One big problem faced by electrodes in rechargeable batteries, as they go through repeated cycles of charging and discharging, is that they must expand and shrink during each cycle – sometimes doubling in volume, and then shrinking back. This can lead to repeated shedding and reformation of its “skin” layer that consumes lithium irreversibly, degrading the battery’s performance over time.

Team of researchers at MIT and Tsinghua University in China has found a novel way around that problem: creating an electrode made of nanoparticles with a solid shell, and a “yolk” inside that can change size again and again without affecting the shell. The innovation could drastically improve cycle life, the team says, and provide a dramatic boost in the battery’s capacity and power.

Researchers at the Massachusetts Institute of Technology and Tsinghua University in Beijing found that the metal could expand and shrink freely by encasing the aluminium inside a shell. The battery has four times the capacity of current lithium-ion batteries and degrades less over time. It uses nanoparticles with a shell of titanium dioxide wrapped around aluminium, which acts as the battery’s negative electrode.
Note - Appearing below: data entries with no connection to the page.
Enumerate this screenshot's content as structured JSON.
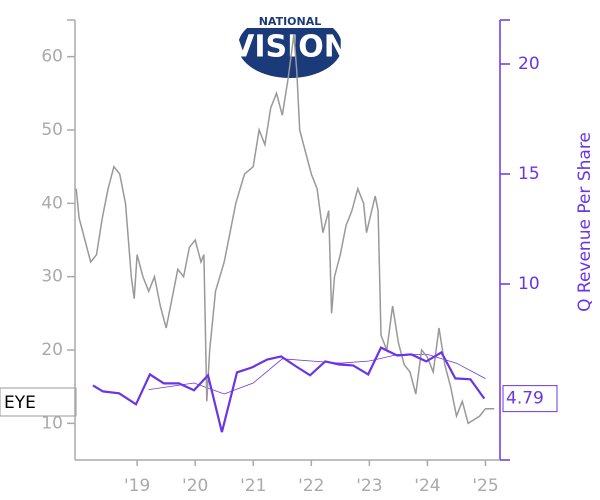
{
  "chart_data": {
    "type": "line",
    "logo": [
      "NATIONAL",
      "VISION"
    ],
    "ticker": "EYE",
    "y2label": "Q Revenue Per Share",
    "xlim": [
      2017.93,
      2025.25
    ],
    "xticks": [
      {
        "value": 2019,
        "label": "'19"
      },
      {
        "value": 2020,
        "label": "'20"
      },
      {
        "value": 2021,
        "label": "'21"
      },
      {
        "value": 2022,
        "label": "'22"
      },
      {
        "value": 2023,
        "label": "'23"
      },
      {
        "value": 2024,
        "label": "'24"
      },
      {
        "value": 2025,
        "label": "'25"
      }
    ],
    "ylim": [
      5,
      65
    ],
    "yticks": [
      10,
      20,
      30,
      40,
      50,
      60
    ],
    "y2lim": [
      2,
      22
    ],
    "y2ticks": [
      10,
      15,
      20
    ],
    "axis_color": "#aaaaaa",
    "axis2_color": "#6a35e6",
    "series": [
      {
        "color": "#999999",
        "axis": "y",
        "x": [
          2017.95,
          2018.0,
          2018.1,
          2018.2,
          2018.3,
          2018.4,
          2018.5,
          2018.6,
          2018.7,
          2018.8,
          2018.9,
          2018.95,
          2019.0,
          2019.1,
          2019.2,
          2019.3,
          2019.4,
          2019.5,
          2019.6,
          2019.7,
          2019.8,
          2019.9,
          2020.0,
          2020.1,
          2020.15,
          2020.2,
          2020.25,
          2020.35,
          2020.5,
          2020.6,
          2020.7,
          2020.85,
          2021.0,
          2021.1,
          2021.2,
          2021.3,
          2021.4,
          2021.5,
          2021.6,
          2021.7,
          2021.75,
          2021.8,
          2021.9,
          2022.0,
          2022.1,
          2022.2,
          2022.3,
          2022.35,
          2022.4,
          2022.5,
          2022.6,
          2022.7,
          2022.8,
          2022.9,
          2022.95,
          2023.1,
          2023.15,
          2023.2,
          2023.3,
          2023.4,
          2023.5,
          2023.6,
          2023.7,
          2023.8,
          2023.9,
          2024.0,
          2024.1,
          2024.2,
          2024.3,
          2024.4,
          2024.5,
          2024.6,
          2024.7,
          2024.8,
          2024.9,
          2025.0,
          2025.15
        ],
        "values": [
          42,
          38,
          35,
          32,
          33,
          38,
          42,
          45,
          44,
          40,
          30,
          27,
          33,
          30,
          28,
          30,
          26,
          23,
          27,
          31,
          30,
          34,
          35,
          32,
          33,
          13,
          20,
          28,
          32,
          36,
          40,
          44,
          45,
          50,
          48,
          53,
          55,
          52,
          57,
          63,
          58,
          50,
          47,
          44,
          42,
          36,
          39,
          25,
          30,
          33,
          37,
          39,
          42,
          40,
          36,
          41,
          39,
          22,
          20,
          26,
          21,
          18,
          17,
          14,
          20,
          19,
          17,
          23,
          18,
          15,
          11,
          13,
          10,
          10.5,
          11,
          12,
          12
        ]
      },
      {
        "color": "#6a35e6",
        "axis": "y2",
        "x": [
          2018.24,
          2018.41,
          2018.69,
          2018.98,
          2019.22,
          2019.46,
          2019.72,
          2019.98,
          2020.22,
          2020.46,
          2020.72,
          2020.98,
          2021.24,
          2021.48,
          2021.74,
          2021.98,
          2022.24,
          2022.48,
          2022.72,
          2022.98,
          2023.2,
          2023.48,
          2023.72,
          2023.98,
          2024.24,
          2024.48,
          2024.74,
          2024.98
        ],
        "values": [
          5.39,
          5.12,
          5.03,
          4.53,
          5.89,
          5.48,
          5.48,
          5.17,
          5.85,
          3.27,
          5.98,
          6.21,
          6.57,
          6.71,
          6.25,
          5.85,
          6.48,
          6.34,
          6.3,
          5.89,
          7.11,
          6.75,
          6.8,
          6.48,
          6.89,
          5.71,
          5.67,
          4.79
        ]
      }
    ],
    "trend": {
      "color": "#6a35e6",
      "axis": "y2",
      "x": [
        2019.2,
        2019.98,
        2020.5,
        2021.0,
        2021.5,
        2022.0,
        2022.5,
        2023.0,
        2023.5,
        2024.0,
        2024.5,
        2025.0
      ],
      "values": [
        5.2,
        5.5,
        5.0,
        5.5,
        6.6,
        6.5,
        6.4,
        6.5,
        6.8,
        6.8,
        6.4,
        5.7
      ]
    }
  }
}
The research overcomes previous problems experienced using aluminium in rechargeable lithium-ion batteries. The result is an electrode that gives more than three times the capacity of graphite (1.2 Ah/g) at a normal charging rate, Li says. At very fast charging rates (six minutes to full charge), the capacity is still 0.66 Ah/g after 500 cycles. The materials are inexpensive, and the manufacturing method could be simple and easily scalable, MIT professor Ju Li says.

The study was published in the journal Nature Communications. The research team included Sa Li, Yu Cheng Zhao, and Chang An Wang of Tsinghua University in Beijing and Junjie Niu, Kangpyo So, and Chao Wang of MIT. The work was supported by the National Science Foundation and the National Natural Science Foundation of China.